If you are clear that names on the code are an honoraria and not a
source control lock then things are fine.  You can then encourage
people to sign their work at the routine, and file level - to add
their name when they make significant revisions.  This gives a small
gift to their reputation and increases the quality of the effort all

As labor it has always seems rude, cheap, and greedy that management
didn't want my name confusing their ownership of the code.  That I
would spend months getting some hair ball like buff.c to work in a
reasonable number of cases and the boss would then announce - "I'll
take that, you can go now."  There is one large system I built that
had a policy against this - hundreds of thousands of lines of code and
people there almost don't know who I am!  That hurts.

As a manager I've always encouraged it.  Why wouldn't I want people
to: develop a sense of ownership, pride in the code, and take on some
risk to their reputation when things don't work out.  As a capitalist
I consider it a way to increase lock-in between the developer and the
code so it becomes harder for him to switch to some other bondoggle.

As a user of code I'm always very glad to see an author's name since
it gives me - more than you know - a sense of what to expect.  No
amount of coding conventions can override the deep style of each
programmer.  When I go to work on code has the certain style I want
to stay close to that style as I change it and any hints are a help.
Then of course there is always the hope that i can ask the subtle
question of the author - such as "Is it a good witch or a bad witch
that ap_bnonblock is called only once?"

The only risk I consider credible here is that other developers will
perceive the names on the code as a "no trespassing" sign.  Of course
all working code has an implicit "authorized service personnel only"
sign on it.  The names are not the same as "authorized," no author
want that.  Only the youngest authors working on their first program
would want that.  The most wonderful thing in the world is getting
somebody else to pick up where you left off.

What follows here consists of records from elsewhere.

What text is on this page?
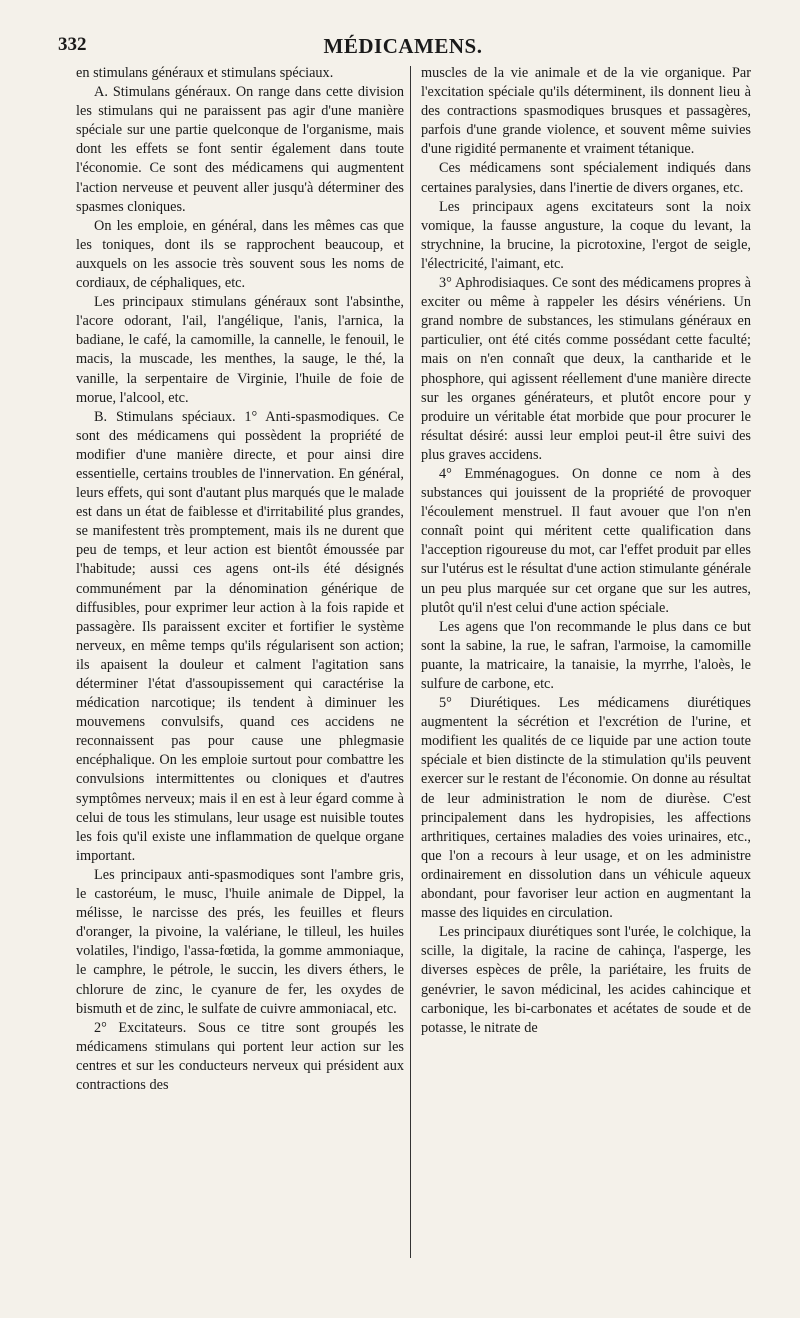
332	MÉDICAMENS.

en stimulans généraux et stimulans spéciaux.

A. Stimulans généraux. On range dans cette division les stimulans qui ne paraissent pas agir d'une manière spéciale sur une partie quelconque de l'organisme, mais dont les effets se font sentir également dans toute l'économie. Ce sont des médicamens qui augmentent l'action nerveuse et peuvent aller jusqu'à déterminer des spasmes cloniques.

On les emploie, en général, dans les mêmes cas que les toniques, dont ils se rapprochent beaucoup, et auxquels on les associe très souvent sous les noms de cordiaux, de céphaliques, etc.

Les principaux stimulans généraux sont l'absinthe, l'acore odorant, l'ail, l'angélique, l'anis, l'arnica, la badiane, le café, la camomille, la cannelle, le fenouil, le macis, la muscade, les menthes, la sauge, le thé, la vanille, la serpentaire de Virginie, l'huile de foie de morue, l'alcool, etc.

B. Stimulans spéciaux. 1° Anti-spasmodiques. Ce sont des médicamens qui possèdent la propriété de modifier d'une manière directe, et pour ainsi dire essentielle, certains troubles de l'innervation. En général, leurs effets, qui sont d'autant plus marqués que le malade est dans un état de faiblesse et d'irritabilité plus grandes, se manifestent très promptement, mais ils ne durent que peu de temps, et leur action est bientôt émoussée par l'habitude; aussi ces agens ont-ils été désignés communément par la dénomination générique de diffusibles, pour exprimer leur action à la fois rapide et passagère. Ils paraissent exciter et fortifier le système nerveux, en même temps qu'ils régularisent son action; ils apaisent la douleur et calment l'agitation sans déterminer l'état d'assoupissement qui caractérise la médication narcotique; ils tendent à diminuer les mouvemens convulsifs, quand ces accidens ne reconnaissent pas pour cause une phlegmasie encéphalique. On les emploie surtout pour combattre les convulsions intermittentes ou cloniques et d'autres symptômes nerveux; mais il en est à leur égard comme à celui de tous les stimulans, leur usage est nuisible toutes les fois qu'il existe une inflammation de quelque organe important.

Les principaux anti-spasmodiques sont l'ambre gris, le castoréum, le musc, l'huile animale de Dippel, la mélisse, le narcisse des prés, les feuilles et fleurs d'oranger, la pivoine, la valériane, le tilleul, les huiles volatiles, l'indigo, l'assa-fœtida, la gomme ammoniaque, le camphre, le pétrole, le succin, les divers éthers, le chlorure de zinc, le cyanure de fer, les oxydes de bismuth et de zinc, le sulfate de cuivre ammoniacal, etc.

2° Excitateurs. Sous ce titre sont groupés les médicamens stimulans qui portent leur action sur les centres et sur les conducteurs nerveux qui président aux contractions des

muscles de la vie animale et de la vie organique. Par l'excitation spéciale qu'ils déterminent, ils donnent lieu à des contractions spasmodiques brusques et passagères, parfois d'une grande violence, et souvent même suivies d'une rigidité permanente et vraiment tétanique.

Ces médicamens sont spécialement indiqués dans certaines paralysies, dans l'inertie de divers organes, etc.

Les principaux agens excitateurs sont la noix vomique, la fausse angusture, la coque du levant, la strychnine, la brucine, la picrotoxine, l'ergot de seigle, l'électricité, l'aimant, etc.

3° Aphrodisiaques. Ce sont des médicamens propres à exciter ou même à rappeler les désirs vénériens. Un grand nombre de substances, les stimulans généraux en particulier, ont été cités comme possédant cette faculté; mais on n'en connaît que deux, la cantharide et le phosphore, qui agissent réellement d'une manière directe sur les organes générateurs, et plutôt encore pour y produire un véritable état morbide que pour procurer le résultat désiré: aussi leur emploi peut-il être suivi des plus graves accidens.

4° Emménagogues. On donne ce nom à des substances qui jouissent de la propriété de provoquer l'écoulement menstruel. Il faut avouer que l'on n'en connaît point qui méritent cette qualification dans l'acception rigoureuse du mot, car l'effet produit par elles sur l'utérus est le résultat d'une action stimulante générale un peu plus marquée sur cet organe que sur les autres, plutôt qu'il n'est celui d'une action spéciale.

Les agens que l'on recommande le plus dans ce but sont la sabine, la rue, le safran, l'armoise, la camomille puante, la matricaire, la tanaisie, la myrrhe, l'aloès, le sulfure de carbone, etc.

5° Diurétiques. Les médicamens diurétiques augmentent la sécrétion et l'excrétion de l'urine, et modifient les qualités de ce liquide par une action toute spéciale et bien distincte de la stimulation qu'ils peuvent exercer sur le restant de l'économie. On donne au résultat de leur administration le nom de diurèse. C'est principalement dans les hydropisies, les affections arthritiques, certaines maladies des voies urinaires, etc., que l'on a recours à leur usage, et on les administre ordinairement en dissolution dans un véhicule aqueux abondant, pour favoriser leur action en augmentant la masse des liquides en circulation.

Les principaux diurétiques sont l'urée, le colchique, la scille, la digitale, la racine de cahinça, l'asperge, les diverses espèces de prêle, la pariétaire, les fruits de genévrier, le savon médicinal, les acides cahincique et carbonique, les bi-carbonates et acétates de soude et de potasse, le nitrate de
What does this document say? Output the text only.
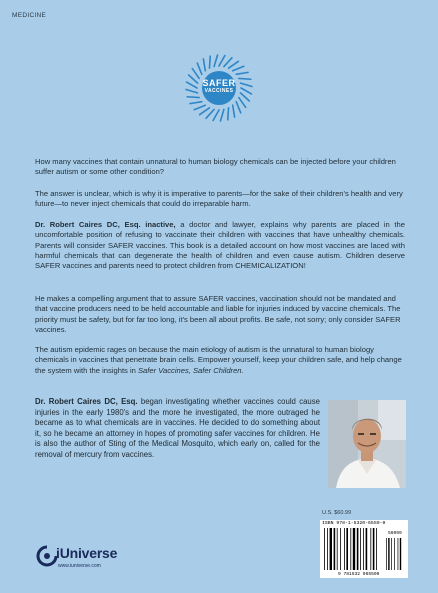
MEDICINE
SAFER
VACCINES
How many vaccines that contain unnatural to human biology chemicals can be injected before your children suffer autism or some other condition?
The answer is unclear, which is why it is imperative to parents—for the sake of their children's health and very future—to never inject chemicals that could do irreparable harm.
Dr. Robert Caires DC, Esq. inactive, a doctor and lawyer, explains why parents are placed in the uncomfortable position of refusing to vaccinate their children with vaccines that have unhealthy chemicals. Parents will consider SAFER vaccines. This book is a detailed account on how most vaccines are laced with harmful chemicals that can degenerate the health of children and even cause autism. Children deserve SAFER vaccines and parents need to protect children from CHEMICALIZATION!
He makes a compelling argument that to assure SAFER vaccines, vaccination should not be mandated and that vaccine producers need to be held accountable and liable for injuries induced by vaccine chemicals. The priority must be safety, but for far too long, it's been all about profits. Be safe, not sorry; only consider SAFER vaccines.
The autism epidemic rages on because the main etiology of autism is the unnatural to human biology chemicals in vaccines that penetrate brain cells. Empower yourself, keep your children safe, and help change the system with the insights in Safer Vaccines, Safer Children.
Dr. Robert Caires DC, Esq. began investigating whether vaccines could cause injuries in the early 1980's and the more he investigated, the more outraged he became as to what chemicals are in vaccines. He decided to do something about it, so he became an attorney in hopes of promoting safer vaccines for children. He is also the author of Sting of the Medical Mosquito, which early on, called for the removal of mercury from vaccines.
U.S. $60.99
ISBN 978-1-5320-6559-0
56099
9 781532 065590
iUniverse
www.iuniverse.com
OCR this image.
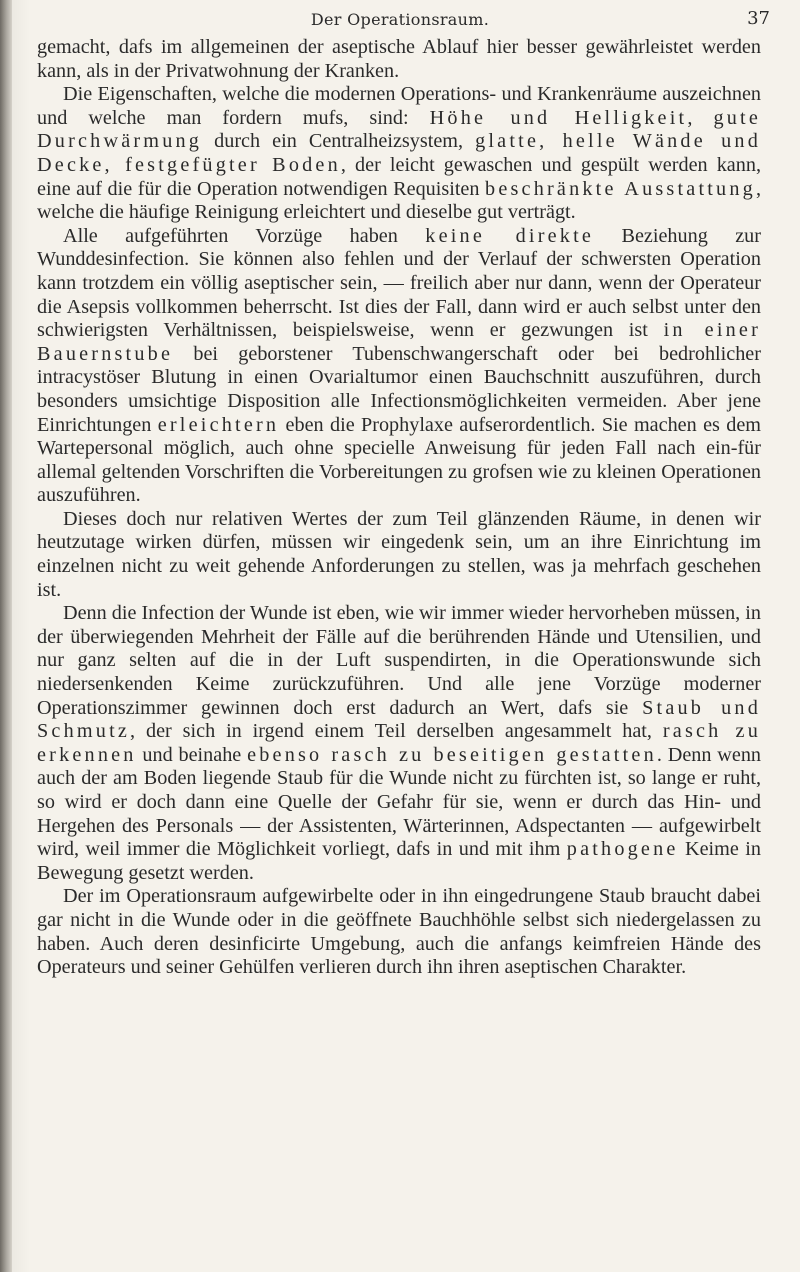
Der Operationsraum.	37

gemacht, dafs im allgemeinen der aseptische Ablauf hier besser gewährleistet werden kann, als in der Privatwohnung der Kranken.

Die Eigenschaften, welche die modernen Operations- und Krankenräume auszeichnen und welche man fordern mufs, sind: Höhe und Helligkeit, gute Durchwärmung durch ein Centralheizsystem, glatte, helle Wände und Decke, festgefügter Boden, der leicht gewaschen und gespült werden kann, eine auf die für die Operation notwendigen Requisiten beschränkte Ausstattung, welche die häufige Reinigung erleichtert und dieselbe gut verträgt.

Alle aufgeführten Vorzüge haben keine direkte Beziehung zur Wunddesinfection. Sie können also fehlen und der Verlauf der schwersten Operation kann trotzdem ein völlig aseptischer sein, — freilich aber nur dann, wenn der Operateur die Asepsis vollkommen beherrscht. Ist dies der Fall, dann wird er auch selbst unter den schwierigsten Verhältnissen, beispielsweise, wenn er gezwungen ist in einer Bauernstube bei geborstener Tubenschwangerschaft oder bei bedrohlicher intracystöser Blutung in einen Ovarialtumor einen Bauchschnitt auszuführen, durch besonders umsichtige Disposition alle Infectionsmöglichkeiten vermeiden. Aber jene Einrichtungen erleichtern eben die Prophylaxe aufserordentlich. Sie machen es dem Wartepersonal möglich, auch ohne specielle Anweisung für jeden Fall nach ein-für allemal geltenden Vorschriften die Vorbereitungen zu grofsen wie zu kleinen Operationen auszuführen.

Dieses doch nur relativen Wertes der zum Teil glänzenden Räume, in denen wir heutzutage wirken dürfen, müssen wir eingedenk sein, um an ihre Einrichtung im einzelnen nicht zu weit gehende Anforderungen zu stellen, was ja mehrfach geschehen ist.

Denn die Infection der Wunde ist eben, wie wir immer wieder hervorheben müssen, in der überwiegenden Mehrheit der Fälle auf die berührenden Hände und Utensilien, und nur ganz selten auf die in der Luft suspendirten, in die Operationswunde sich niedersenkenden Keime zurückzuführen. Und alle jene Vorzüge moderner Operationszimmer gewinnen doch erst dadurch an Wert, dafs sie Staub und Schmutz, der sich in irgend einem Teil derselben angesammelt hat, rasch zu erkennen und beinahe ebenso rasch zu beseitigen gestatten. Denn wenn auch der am Boden liegende Staub für die Wunde nicht zu fürchten ist, so lange er ruht, so wird er doch dann eine Quelle der Gefahr für sie, wenn er durch das Hin- und Hergehen des Personals — der Assistenten, Wärterinnen, Adspectanten — aufgewirbelt wird, weil immer die Möglichkeit vorliegt, dafs in und mit ihm pathogene Keime in Bewegung gesetzt werden.

Der im Operationsraum aufgewirbelte oder in ihn eingedrungene Staub braucht dabei gar nicht in die Wunde oder in die geöffnete Bauchhöhle selbst sich niedergelassen zu haben. Auch deren desinficirte Umgebung, auch die anfangs keimfreien Hände des Operateurs und seiner Gehülfen verlieren durch ihn ihren aseptischen Charakter.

The problem, a central problem, with all mature code is that
developers have a natural reluctance to cross over into it due to:
fear of embarrassment, fear of missing authorization, fear of trespass
on another's turf, fear of having to suffer long lectures on
esoterica, etc., etc.  Grid lock often results.  This really doesn't
have much to do with names on the code.

Yes, names on the code can create an excuse not to dive in and take a
wack at things.  But they are not the principle cause of this problem,
the principle cause is that bundle of fears.  In my opinion they are a
useful tool, a reward if you will, in overcoming that fear.